I digress into all of this to try to explain why I felt a kind of sadness at the concert last night. I look at all these young Catalans giving up the love for Noel and I am happy for them that they get such obvious enjoyment from his music. And I’m sure they adore the old Oasis hits as much as any of the middle-aged Brits in attendance. But I guess I went looking for something that ultimately I didn’t find. That even as Noel performed the classics like “Wonderwall”, “The Masterplan” and “Don’t Look Back In Anger”, it wasn’t Oasis, there wasn’t Liam bossing the stage and it wasn’t 1996 and the heady summer evening of Knebworth. It was hard to connect.
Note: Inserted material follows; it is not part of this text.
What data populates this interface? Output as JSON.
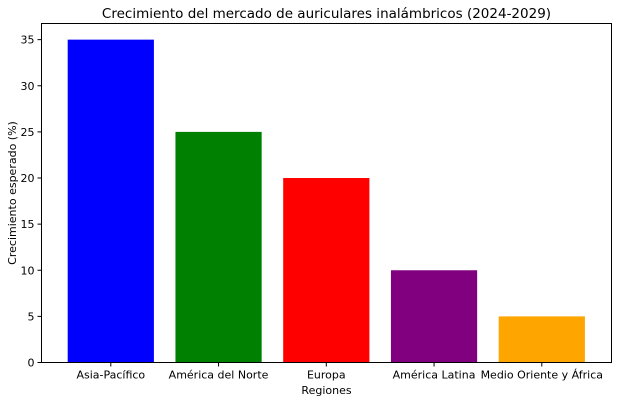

Introducing one song as an old Oasis B-side, he quipped “Remember B-sides? ‘Course you don’t. I wonder what Adele’s best B-side is?” When Adele plays Barcelona next month, she will be in the fifteen thousand seater uber dome next door. She could probably play Knebworth if she had a mind. But is she a phenomenon? Does her music, for all its undoubted quality and appeal, symbolise and signify the present decade in the minds of those who are living through it in the same way that Oasis once did? Our world seems so complex and fragmented today, through politics, technology and strife, that the notion of any artist speaking for, and symbolising, the release of a generation seems anachronistic now.
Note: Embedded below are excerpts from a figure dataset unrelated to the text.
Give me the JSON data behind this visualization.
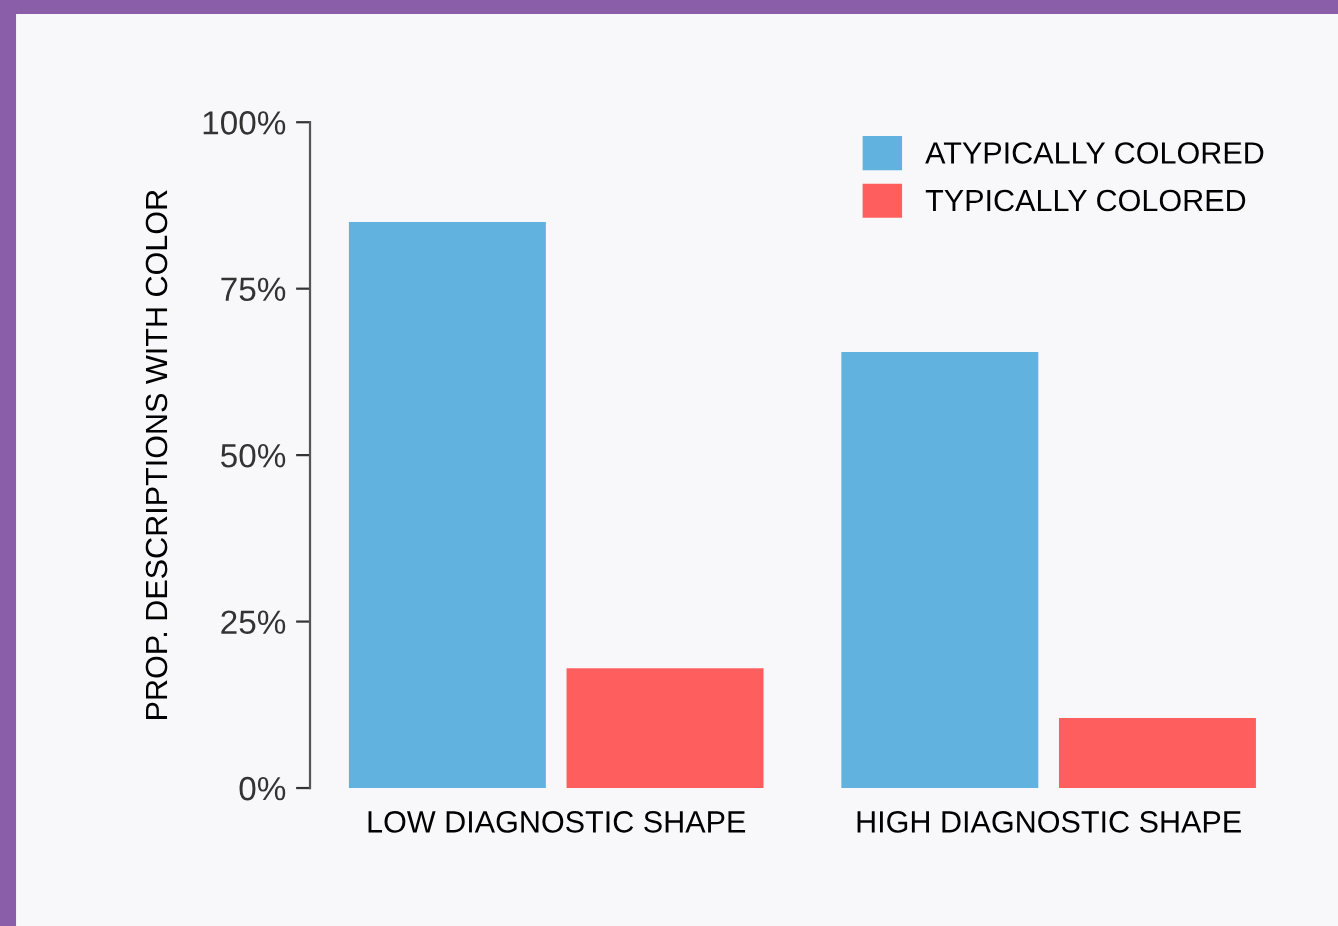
{
  "chart_data": {
    "type": "bar",
    "ylabel": "PROP. DESCRIPTIONS WITH COLOR",
    "categories": [
      "LOW DIAGNOSTIC SHAPE",
      "HIGH DIAGNOSTIC SHAPE"
    ],
    "series": [
      {
        "name": "ATYPICALLY COLORED",
        "color": "#62b2e0",
        "values": [
          85,
          65.5
        ]
      },
      {
        "name": "TYPICALLY COLORED",
        "color": "#fe5f5e",
        "values": [
          18,
          10.5
        ]
      }
    ],
    "ylim": [
      0,
      100
    ],
    "yticks": [
      {
        "value": 0,
        "label": "0%"
      },
      {
        "value": 25,
        "label": "25%"
      },
      {
        "value": 50,
        "label": "50%"
      },
      {
        "value": 75,
        "label": "75%"
      },
      {
        "value": 100,
        "label": "100%"
      }
    ],
    "grid": false,
    "legend": "top right"
  }
}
In the mid-1990’s, young people had more hope, I think. The twenty-first century, the actualisation of post war society’s definition of modernity was about to be made real. How bright and progressive our lives were to become. But now, the new millenium feels like a busted flush, and that idealism has been scoured by wars fought on false premises, religious extremism, cut backs, climate change denial and corruption and inequality on a hitherto unimagined scale. Young people don’t look back in anger, they look forward, increasingly enraged and seemingly impotent in their ability to change anything. Noel jokes about buying Lionel Messi, the tax dodging footballing superstar for his beloved Manchester City, but we’re long since past the point when wealthy supporters could hike the prospects of their favourite club by shelling out a few million for a new stand or a star centre forward. The richest and most powerful – and even Noel isn’t one of those any more – play by very different rules. He knows it and we know it, especially this week as a butterfly flapping its wings in Panama creates chaos on other sides of the globe.

So maybe this is why I feel sad. The world is not what it was. My generation is aging. Idealism is, if not dead, then on hold. And Noel Gallagher and his High Flying Birds are still here, soaring over the mess below with their hard working, solid and plenty-good-enough fare for a long weekend in Barcelona. But they aren’t Oasis. And Britannia is cruel.